Let me be quite clear – I do not think anyone should have reluctant sex, sex they use to try and patch a failing relationship, coerced sex, or non-consented sex (rape). But I do think that a person can EXPLICTLY consent to sex without necessarily ENTHUSIASTICALLY consenting to sex.

I’ll approach this from a slightly different angle: I don’t want to be a part of any sexual community that tries to dictate what emotions I’m feeling. When the sex positive community insists that ALL sex must be enthusiastic, they’re telling me that I can’t consent to sex when I’m tired, or have had a bad day, or simply didn’t feel like having sex when it came up. Whereas I feel quite comfortable with the following interaction:

“do you want to have sex?”

“well, I’m not really turned on right now, but sure, that’s something we can do if you want to.”

“yeah, I’ve been feeling distant lately, and I want to be physically intimate with you.”

“yeah, that makes sense. Sure, grab the lube.”

That passive “yes” simply means a very different thing when you’re in a trusting, long-term relationship.

Mind you, I’m sure people having casual sex, or sex in a newer relationship could communicate this explicitly, and possibly come to the same conclusion, but I’m honestly having trouble thinking up reasons that casual sex partners would want to have sex that they aren’t enthusiastic about. Again, I’m not here to dictate anyone’s emotional state, so I’m not going to insist that all hookups be mutually and explosively enthusiastic, especially if the less enthusiastic partner can explicitly consent, doesn’t feel coerced, understands the ramifications of their decision, etc. But enthusiasm is a great tool to make sure that both people are having sex that they want to have.

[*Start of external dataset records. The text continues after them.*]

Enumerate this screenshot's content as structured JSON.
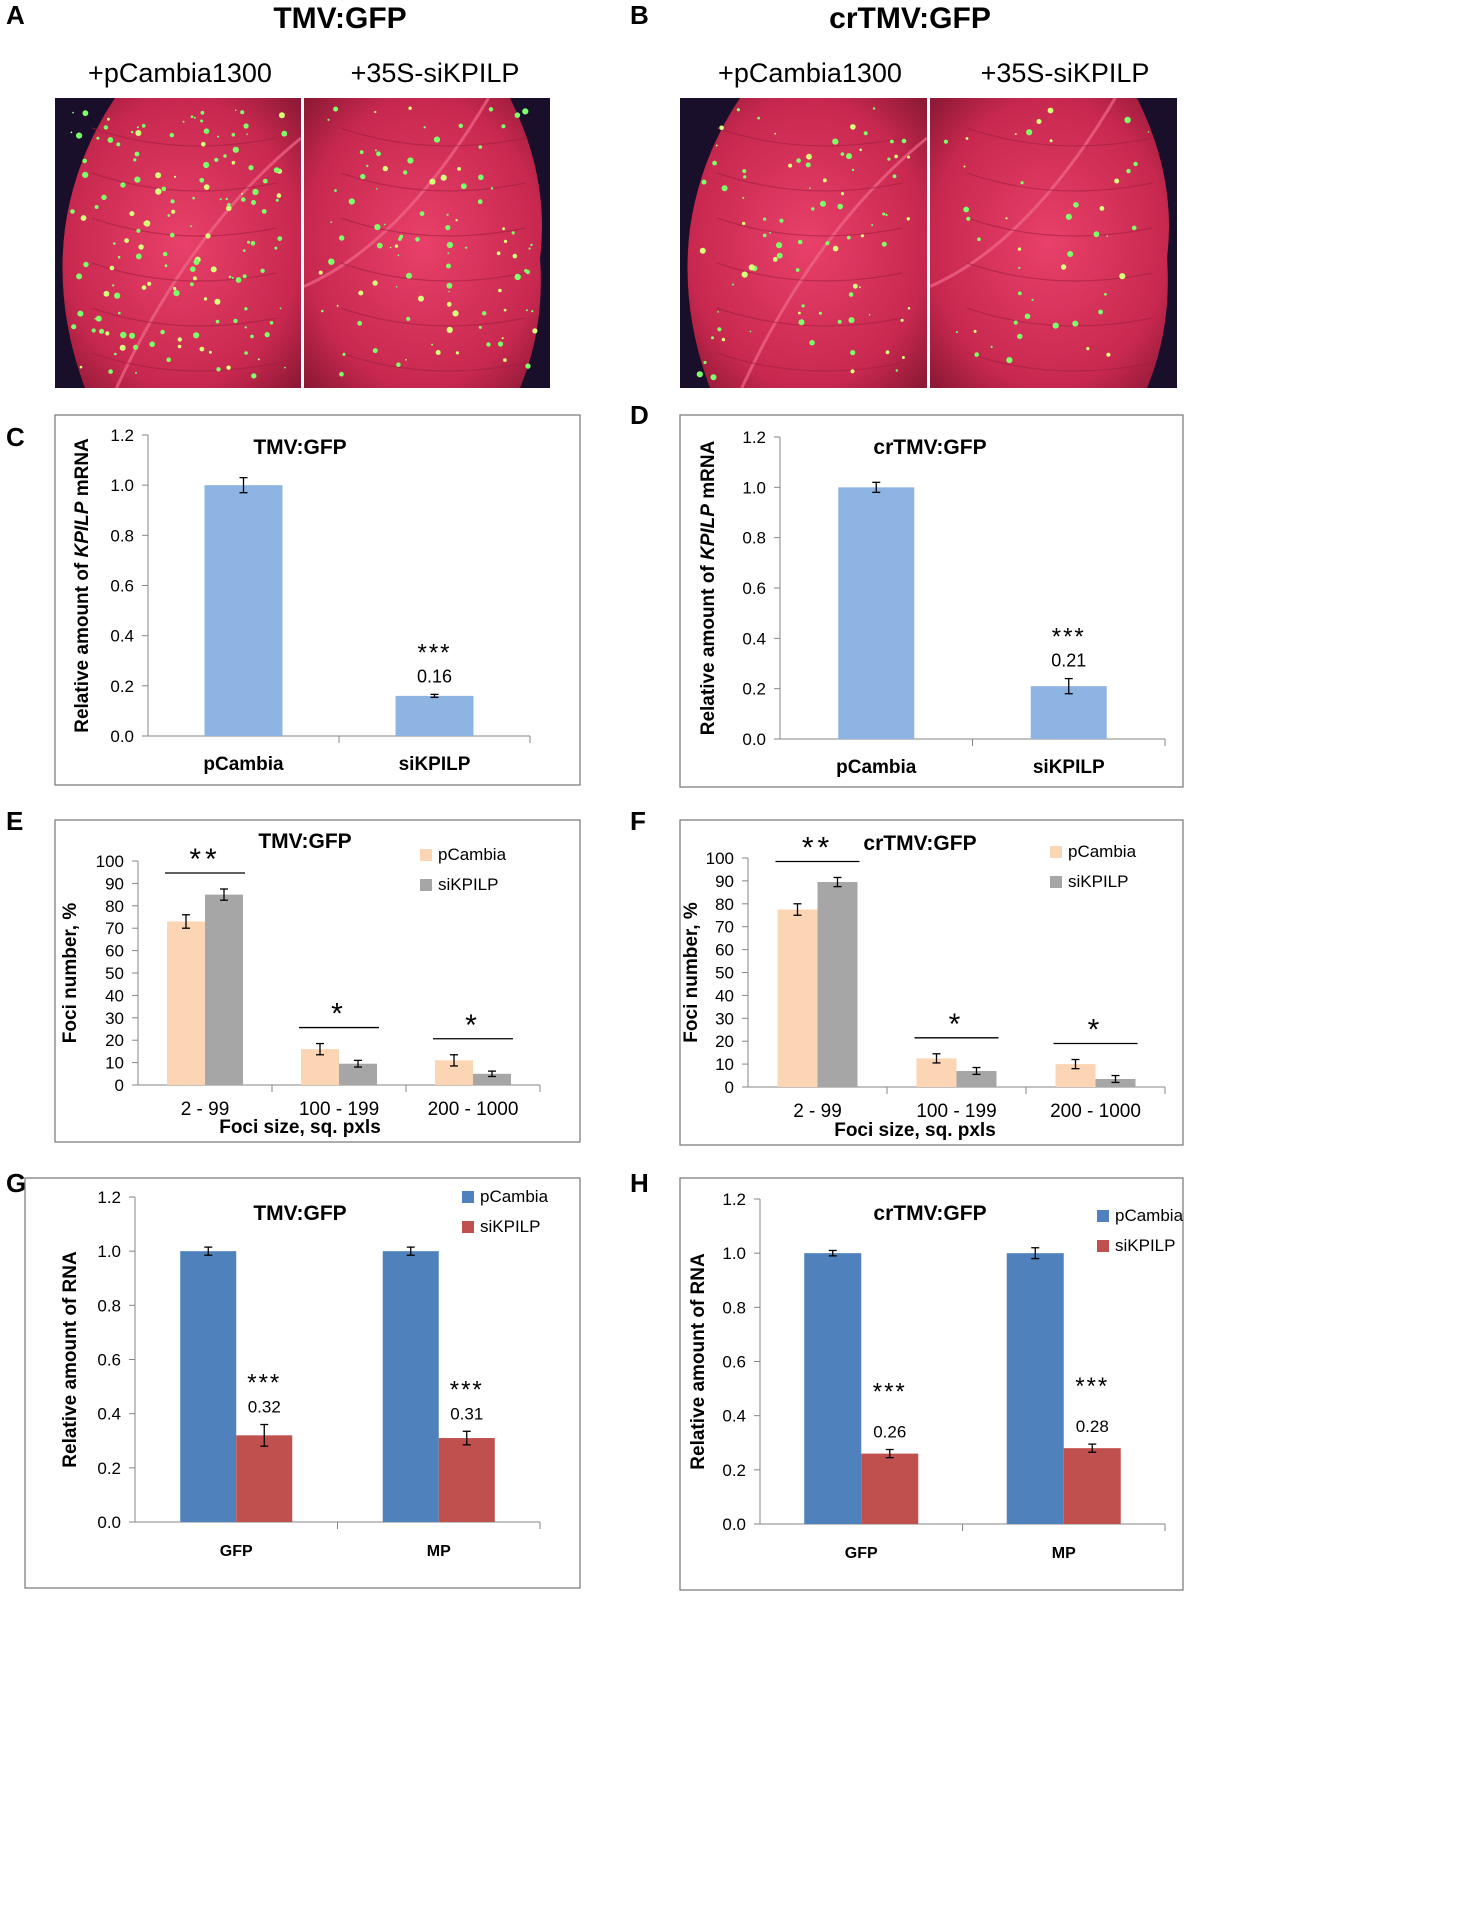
{
  "panels": {
    "A": {
      "letter": "A",
      "title": "TMV:GFP",
      "labels": [
        "+pCambia1300",
        "+35S-siKPILP"
      ],
      "images": [
        "leaf-pcambia-tmv",
        "leaf-sikpilp-tmv"
      ]
    },
    "B": {
      "letter": "B",
      "title": "crTMV:GFP",
      "labels": [
        "+pCambia1300",
        "+35S-siKPILP"
      ],
      "images": [
        "leaf-pcambia-crtmv",
        "leaf-sikpilp-crtmv"
      ]
    },
    "C": {
      "letter": "C"
    },
    "D": {
      "letter": "D"
    },
    "E": {
      "letter": "E"
    },
    "F": {
      "letter": "F"
    },
    "G": {
      "letter": "G"
    },
    "H": {
      "letter": "H"
    }
  },
  "colors": {
    "light_blue": "#8DB4E2",
    "peach": "#FCD5B5",
    "gray": "#A6A6A6",
    "blue": "#4F81BD",
    "red": "#C0504D"
  },
  "chart_data": [
    {
      "id": "C",
      "type": "bar",
      "title": "TMV:GFP",
      "ylabel": [
        "Relative amount of ",
        "KPILP",
        " mRNA"
      ],
      "categories": [
        "pCambia",
        "siKPILP"
      ],
      "series": [
        {
          "name": "",
          "values": [
            1.0,
            0.16
          ],
          "errors": [
            0.03,
            0.006
          ],
          "color": "light_blue"
        }
      ],
      "ylim": [
        0,
        1.2
      ],
      "ystep": 0.2,
      "ydecimals": 1,
      "data_labels": {
        "1": "0.16"
      },
      "stars": {
        "1": "***"
      }
    },
    {
      "id": "D",
      "type": "bar",
      "title": "crTMV:GFP",
      "ylabel": [
        "Relative amount of ",
        "KPILP",
        " mRNA"
      ],
      "categories": [
        "pCambia",
        "siKPILP"
      ],
      "series": [
        {
          "name": "",
          "values": [
            1.0,
            0.21
          ],
          "errors": [
            0.02,
            0.03
          ],
          "color": "light_blue"
        }
      ],
      "ylim": [
        0,
        1.2
      ],
      "ystep": 0.2,
      "ydecimals": 1,
      "data_labels": {
        "1": "0.21"
      },
      "stars": {
        "1": "***"
      }
    },
    {
      "id": "E",
      "type": "bar",
      "title": "TMV:GFP",
      "ylabel": [
        "Foci number, %"
      ],
      "xlabel": "Foci size, sq. pxls",
      "categories": [
        "2 - 99",
        "100 - 199",
        "200 - 1000"
      ],
      "series": [
        {
          "name": "pCambia",
          "values": [
            73,
            16,
            11
          ],
          "errors": [
            3,
            2.5,
            2.5
          ],
          "color": "peach"
        },
        {
          "name": "siKPILP",
          "values": [
            85,
            9.5,
            5
          ],
          "errors": [
            2.5,
            1.5,
            1.2
          ],
          "color": "gray"
        }
      ],
      "ylim": [
        0,
        100
      ],
      "ystep": 10,
      "ydecimals": 0,
      "sig": [
        "**",
        "*",
        "*"
      ],
      "legend": "top-right"
    },
    {
      "id": "F",
      "type": "bar",
      "title": "crTMV:GFP",
      "ylabel": [
        "Foci number, %"
      ],
      "xlabel": "Foci size, sq. pxls",
      "categories": [
        "2 - 99",
        "100 - 199",
        "200 - 1000"
      ],
      "series": [
        {
          "name": "pCambia",
          "values": [
            77.5,
            12.5,
            10
          ],
          "errors": [
            2.5,
            2,
            2
          ],
          "color": "peach"
        },
        {
          "name": "siKPILP",
          "values": [
            89.5,
            7,
            3.5
          ],
          "errors": [
            2,
            1.5,
            1.5
          ],
          "color": "gray"
        }
      ],
      "ylim": [
        0,
        100
      ],
      "ystep": 10,
      "ydecimals": 0,
      "sig": [
        "**",
        "*",
        "*"
      ],
      "legend": "top-right"
    },
    {
      "id": "G",
      "type": "bar",
      "title": "TMV:GFP",
      "ylabel": [
        "Relative amount of RNA"
      ],
      "categories": [
        "GFP",
        "MP"
      ],
      "series": [
        {
          "name": "pCambia",
          "values": [
            1.0,
            1.0
          ],
          "errors": [
            0.015,
            0.015
          ],
          "color": "blue"
        },
        {
          "name": "siKPILP",
          "values": [
            0.32,
            0.31
          ],
          "errors": [
            0.04,
            0.025
          ],
          "color": "red"
        }
      ],
      "ylim": [
        0,
        1.2
      ],
      "ystep": 0.2,
      "ydecimals": 1,
      "data_labels2": [
        "0.32",
        "0.31"
      ],
      "stars2": [
        "***",
        "***"
      ],
      "legend": "top-right"
    },
    {
      "id": "H",
      "type": "bar",
      "title": "crTMV:GFP",
      "ylabel": [
        "Relative amount of RNA"
      ],
      "categories": [
        "GFP",
        "MP"
      ],
      "series": [
        {
          "name": "pCambia",
          "values": [
            1.0,
            1.0
          ],
          "errors": [
            0.01,
            0.02
          ],
          "color": "blue"
        },
        {
          "name": "siKPILP",
          "values": [
            0.26,
            0.28
          ],
          "errors": [
            0.015,
            0.015
          ],
          "color": "red"
        }
      ],
      "ylim": [
        0,
        1.2
      ],
      "ystep": 0.2,
      "ydecimals": 1,
      "data_labels2": [
        "0.26",
        "0.28"
      ],
      "stars2": [
        "***",
        "***"
      ],
      "legend": "top-right"
    }
  ]
}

So. Consent 101 tells us that we need enthusiasm for sex to be consensual. Consent 201 tells us that there is motivation for sex outside of enthusiasm, and that dictating someone else’s emotions feels pretty gross. Also, that enthusiasm is a great shorthand or tool to use, to make sure that your casual (or serious!) sex partner has healthy motivations for wanting to have sex, but that if you’re great at communicating with your partner you may not need that shorthand, because your partner can explicitly state why they are willing to have sex with you.